Vale lembrar também que, desde 1991, temos a Lei que prevê um número reservado em empresas para pessoas com deficiência, a fim de assegurar a inclusão dessa população no mercado de trabalho.
Nessa mesma linha, já há previsão de cota por gênero em partidos políticos e até mesmo reserva de vagas para mulheres nas Casas Legislativas em todos os níveis federativos, em ambos os casos de 30%.
No contexto global é possível encontrar políticas muito similares a estas. Na Índia, por exemplo, desde a década de 1930 existem cotas raciais em todos os serviços públicos. Na Malásia, Austrália e Nova Zelândia também existem políticas que buscam diminuir a desigualdade entre grupos sociais.
Nos EUA, apesar de não haver uma lei que obrigue Universidades a reservarem cotas raciais, desde os anos 60 percebemos movimentos dentro destes espaços na busca por candidaturas diversas às posições abertas.

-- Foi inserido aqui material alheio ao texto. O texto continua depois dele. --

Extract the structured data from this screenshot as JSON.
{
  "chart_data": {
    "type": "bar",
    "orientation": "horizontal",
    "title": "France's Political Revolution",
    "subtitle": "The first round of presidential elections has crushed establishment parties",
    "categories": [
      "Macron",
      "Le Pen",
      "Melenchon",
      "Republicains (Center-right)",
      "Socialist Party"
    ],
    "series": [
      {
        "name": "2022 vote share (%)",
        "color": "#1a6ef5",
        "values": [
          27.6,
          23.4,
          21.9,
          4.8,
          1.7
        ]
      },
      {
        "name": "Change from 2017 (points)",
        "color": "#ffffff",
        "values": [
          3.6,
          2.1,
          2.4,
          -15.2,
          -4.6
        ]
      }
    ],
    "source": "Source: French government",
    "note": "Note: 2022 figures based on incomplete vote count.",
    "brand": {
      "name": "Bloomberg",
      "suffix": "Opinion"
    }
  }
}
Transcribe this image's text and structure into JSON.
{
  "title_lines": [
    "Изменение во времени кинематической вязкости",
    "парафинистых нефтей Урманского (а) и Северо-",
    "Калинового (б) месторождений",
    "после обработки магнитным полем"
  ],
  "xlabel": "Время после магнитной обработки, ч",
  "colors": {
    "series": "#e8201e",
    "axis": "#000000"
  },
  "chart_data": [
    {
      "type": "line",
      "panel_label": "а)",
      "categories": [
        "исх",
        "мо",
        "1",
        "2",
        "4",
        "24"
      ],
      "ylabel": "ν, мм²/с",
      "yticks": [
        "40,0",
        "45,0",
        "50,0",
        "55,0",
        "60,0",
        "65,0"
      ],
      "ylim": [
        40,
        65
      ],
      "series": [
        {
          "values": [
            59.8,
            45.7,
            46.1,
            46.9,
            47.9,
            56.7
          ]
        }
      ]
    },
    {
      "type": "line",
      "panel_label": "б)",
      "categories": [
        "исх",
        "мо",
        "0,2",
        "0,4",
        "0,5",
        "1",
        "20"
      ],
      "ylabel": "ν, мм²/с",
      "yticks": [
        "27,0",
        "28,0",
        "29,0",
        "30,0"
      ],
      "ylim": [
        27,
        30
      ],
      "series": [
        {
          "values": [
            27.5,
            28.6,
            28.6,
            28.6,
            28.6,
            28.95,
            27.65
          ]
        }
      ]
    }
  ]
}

Lá, a Suprema Corte Americana permite que as Universidades usem recortes sociais de raça e gênero, por exemplo, como um dos fatores para aceitarem estudantes.
Com isto, verificamos que ações afirmativas são utilizadas por diferentes países e em diferentes contextos como uma ferramenta poderosa na diminuição das desigualdades sociais.
Avançamos muito, mas ainda não é o suficiente
Voltando um pouco para o Brasil, nós conseguimos ver alguns resultados de políticas afirmativas, a exemplo do aumento de 400% entre 2010 e 2019 no número de estudantes negros (pretos e pardos) em Universidades brasileiras. Pela primeira vez, a população que se declara de cor preta ou parda passou a representar mais da metade dos estudantes de ensino superior da rede pública, atingindo a presença de 50,3%. Contudo, isso não se traduz em mais pessoas negras no mercado de trabalho.
De acordo com o Instituto IDados, com base em dados da Pesquisa Nacional por Amostragem de Domicílios (PNAD Contínua) do IBGE, no primeiro trimestre de 2020, 35% de pessoas negras com ensino superior trabalhavam em cargos que dispensavam diploma.
Quando olhamos para cargos de chefia, apenas 4,9% de pessoas negras ocupam cadeiras nos Conselhos de Administração das 500 empresas de maior faturamento no Brasil. Nos EUA trabalhadores negros, indígenas americanos e nativos do Alasca permaneceram duas vezes mais propensos a estarem desempregados do que seus colegas brancos.
E o que isto nos revela?
Que precisamos de muito mais intencionalidade, e principalmente de ações coordenadas entre governos, empresas e sociedade civil na busca maior equidade no mercado de trabalho e na sociedade como um todo.
E é aqui que voltamos às ações afirmativas que preveem exclusividade ou prioridade a certos grupos sociais em vagas de emprego.
A luz não pode estar no final do túnel, ela precisa estar presente em todos nós
A Rock Content, desde janeiro deste ano, também tem estruturado ações e políticas que criam vagas exclusivas e prioritárias não apenas para pessoas com deficiência, mas também para pessoas transgêneras. E os primeiros resultados já podem ser observados com contratações que atendem tanto o quesito diversidade, como também a necessidade do negócio. Pessoas candidatas diversas e competentes estão disponíveis no mercado. O que empresas precisam fazer — e se possível com o apoio de redes como o LinkedIn — é oferecer oportunidades.
Para além da contratação, empresas e governos precisam trabalhar para mudar a estrutura que produz e reproduz desigualdades. É preciso revisitar processos, mudar mentalidades e converter nossas palavras em ações que verdadeiramente incluirão todas as pessoas.